Both Linux Mint and the MATE project came up with really good alternatives to Gnome, but in completely different ways.
Cinnamon is built on Clutter and Gnome 3. It’s a modern-looking environment with a traditional and familiar desktop. It features compositing, animations and some unique innovations but it relies on 3D acceleration, lacks some of the features found in Gnome 2 and isn’t yet compatible with every graphics card available on the market.

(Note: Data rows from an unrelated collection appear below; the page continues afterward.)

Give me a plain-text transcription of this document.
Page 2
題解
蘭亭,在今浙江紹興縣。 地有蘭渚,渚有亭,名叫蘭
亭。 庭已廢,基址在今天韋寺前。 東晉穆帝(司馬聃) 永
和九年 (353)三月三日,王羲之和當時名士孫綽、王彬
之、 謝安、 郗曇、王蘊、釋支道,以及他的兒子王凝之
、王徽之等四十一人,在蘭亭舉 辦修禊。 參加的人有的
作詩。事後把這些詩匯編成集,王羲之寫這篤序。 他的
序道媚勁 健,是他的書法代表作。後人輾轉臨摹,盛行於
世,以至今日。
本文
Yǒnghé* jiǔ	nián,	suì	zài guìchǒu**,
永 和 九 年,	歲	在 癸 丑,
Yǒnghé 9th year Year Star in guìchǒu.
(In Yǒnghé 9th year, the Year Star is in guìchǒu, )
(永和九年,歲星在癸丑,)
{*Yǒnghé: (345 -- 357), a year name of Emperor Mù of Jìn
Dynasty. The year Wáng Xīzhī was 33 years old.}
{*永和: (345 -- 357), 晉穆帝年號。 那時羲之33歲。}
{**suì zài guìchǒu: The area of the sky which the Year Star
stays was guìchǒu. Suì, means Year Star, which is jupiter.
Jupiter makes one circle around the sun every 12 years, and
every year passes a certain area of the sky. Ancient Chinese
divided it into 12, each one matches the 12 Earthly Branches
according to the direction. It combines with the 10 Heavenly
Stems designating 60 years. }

- Cinnamon is among the sleekest and most modern looking environments
- Cinnamon features innovative features and emphasis on productivity with traditional desktop metaphors
- Cinnamon is built on rapid technologies and its development pace is really fast
- The Cinnamon community is very active, and produces a lot of new themes and applets
- Cinnamon requires 3D acceleration and might not work well for you, depending on your graphics card and/or drivers.
- Cinnamon is brand new and unfortunately not yet as stable as more mature and established desktops such as MATE, KDE or Xfce.

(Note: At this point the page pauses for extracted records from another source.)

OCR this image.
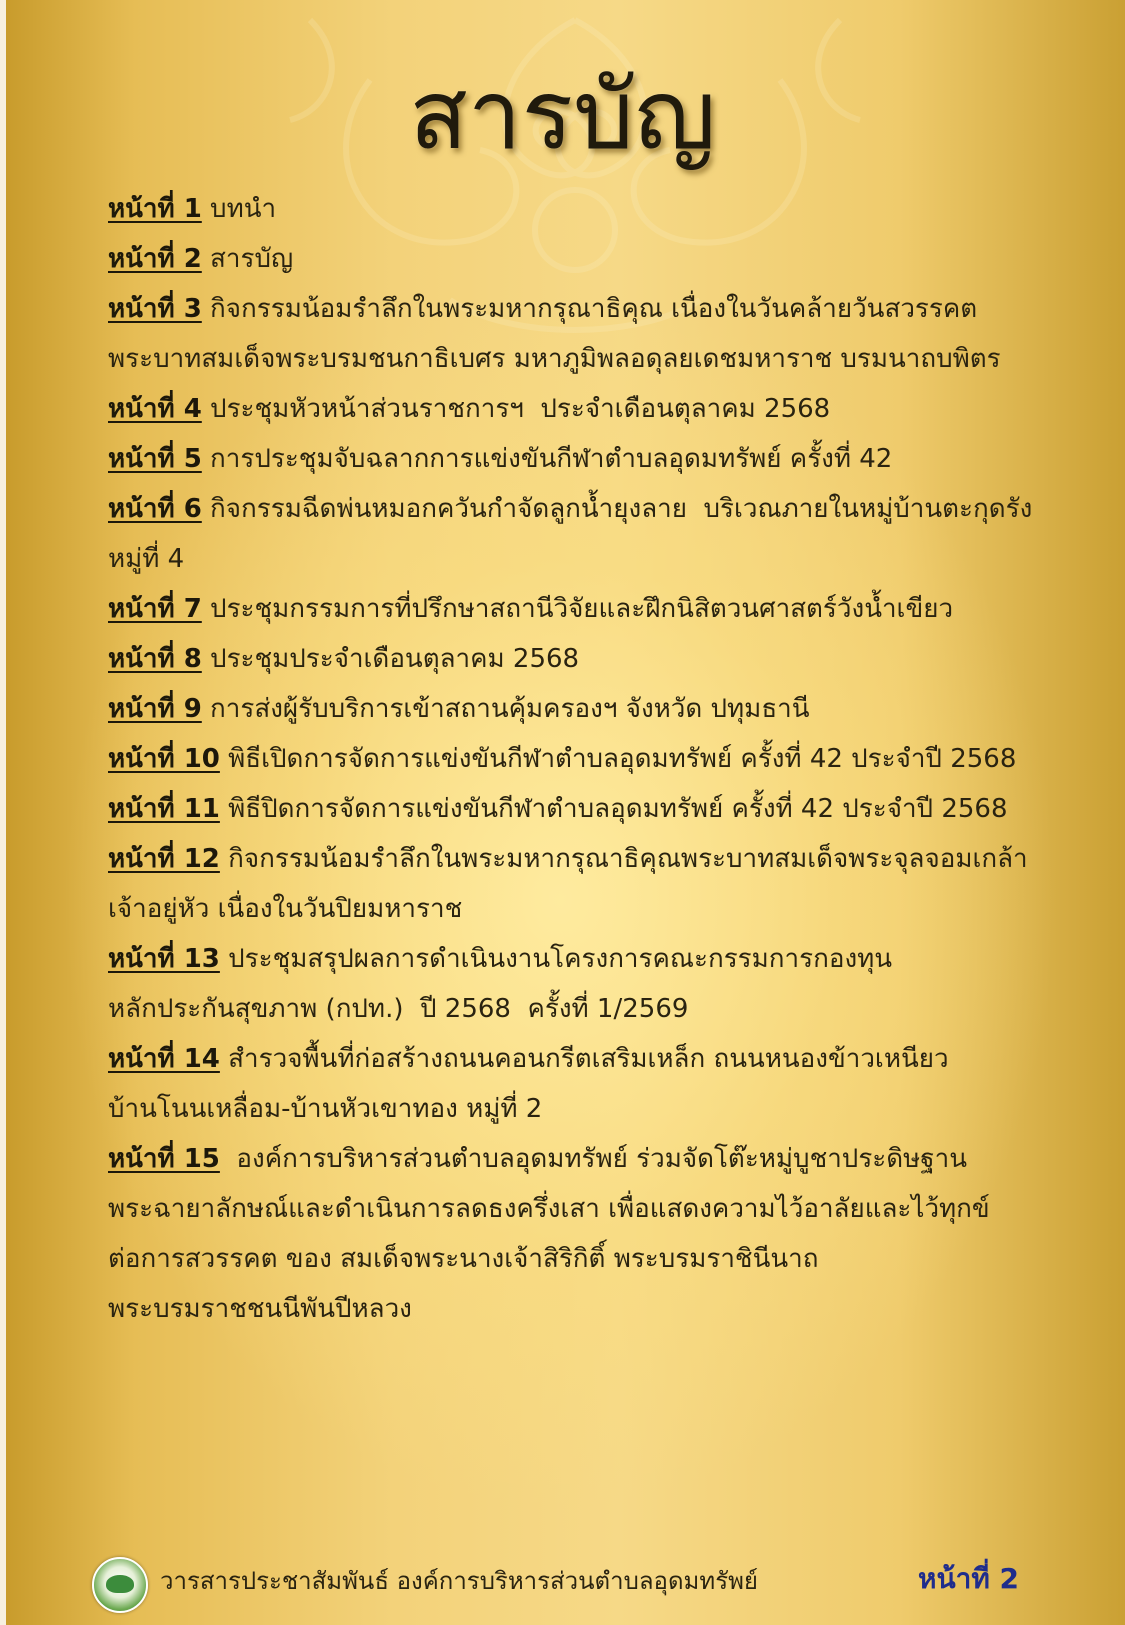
สารบัญ
หน้าที่ 1 บทนำ
หน้าที่ 2 สารบัญ
หน้าที่ 3 กิจกรรมน้อมรำลึกในพระมหากรุณาธิคุณ เนื่องในวันคล้ายวันสวรรคต
พระบาทสมเด็จพระบรมชนกาธิเบศร มหาภูมิพลอดุลยเดชมหาราช บรมนาถบพิตร
หน้าที่ 4 ประชุมหัวหน้าส่วนราชการฯ  ประจำเดือนตุลาคม 2568
หน้าที่ 5 การประชุมจับฉลากการแข่งขันกีฬาตำบลอุดมทรัพย์ ครั้งที่ 42
หน้าที่ 6 กิจกรรมฉีดพ่นหมอกควันกำจัดลูกน้ำยุงลาย  บริเวณภายในหมู่บ้านตะกุดรัง
หมู่ที่ 4
หน้าที่ 7 ประชุมกรรมการที่ปรึกษาสถานีวิจัยและฝึกนิสิตวนศาสตร์วังน้ำเขียว
หน้าที่ 8 ประชุมประจำเดือนตุลาคม 2568
หน้าที่ 9 การส่งผู้รับบริการเข้าสถานคุ้มครองฯ จังหวัด ปทุมธานี
หน้าที่ 10 พิธีเปิดการจัดการแข่งขันกีฬาตำบลอุดมทรัพย์ ครั้งที่ 42 ประจำปี 2568
หน้าที่ 11 พิธีปิดการจัดการแข่งขันกีฬาตำบลอุดมทรัพย์ ครั้งที่ 42 ประจำปี 2568
หน้าที่ 12 กิจกรรมน้อมรำลึกในพระมหากรุณาธิคุณพระบาทสมเด็จพระจุลจอมเกล้า
เจ้าอยู่หัว เนื่องในวันปิยมหาราช
หน้าที่ 13 ประชุมสรุปผลการดำเนินงานโครงการคณะกรรมการกองทุน
หลักประกันสุขภาพ (กปท.)  ปี 2568  ครั้งที่ 1/2569
หน้าที่ 14 สำรวจพื้นที่ก่อสร้างถนนคอนกรีตเสริมเหล็ก ถนนหนองข้าวเหนียว
บ้านโนนเหลื่อม-บ้านหัวเขาทอง หมู่ที่ 2
หน้าที่ 15  องค์การบริหารส่วนตำบลอุดมทรัพย์ ร่วมจัดโต๊ะหมู่บูชาประดิษฐาน
พระฉายาลักษณ์และดำเนินการลดธงครึ่งเสา เพื่อแสดงความไว้อาลัยและไว้ทุกข์
ต่อการสวรรคต ของ สมเด็จพระนางเจ้าสิริกิติ์ พระบรมราชินีนาถ
พระบรมราชชนนีพันปีหลวง
วารสารประชาสัมพันธ์ องค์การบริหารส่วนตำบลอุดมทรัพย์	หน้าที่ 2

- Cinnamon relies on Gnome 3 and Clutter, which are also both brand new and going through rapid transformations.
MDM is a new Display Manager, which code is based on GDM 2.20. It provides graphical configuration tools, themeability, remote, automatic and timed login, event scripting, language selection and it comes with more features than any other Display Manager currently available.
Linux Mint 13 features the latest Mint-X and Mint-Z themes and better support for GTK3.
Backgrounds: The default background is complemented by a collection of beautiful photographs from an Irish artist called “masterbutler”.
Yahoo: Linux Mint switches to Yahoo as the default search engine for the USA, Canada, the UK, Ireland, Germany, France, Italy and Spain. Yahoo is the 2nd biggest search engine in the World, and the first major search engine to share revenue with Linux Mint. The results page is full of features, it comes with a nice layout, images, videos and blogs search, points of interest, time filters and cached results. Underneath the interface, Yahoo comes with a strong network of advertisers and its addition represents a huge opportunity and an additional source of income for Linux Mint.
Search engines help fund Linux Mint: Search engines share with Linux Mint the revenue generated for them by Linux Mint users. The following search engines share revenue with us: Yahoo!, DuckDuckGo and Amazon. By using these engines for search or to make purchases, you help fund the Linux Mint project.
Easy installation of other engines: Clear explanations and easy instructions are there in Linux Mint for users to understand why some engines aren’t installed by default and how to easily install them.
Linux Mint 13 features the following upstream components: Ubuntu 12.04, Linux 3.2, MATE 1.2, Cinnamon 1.4.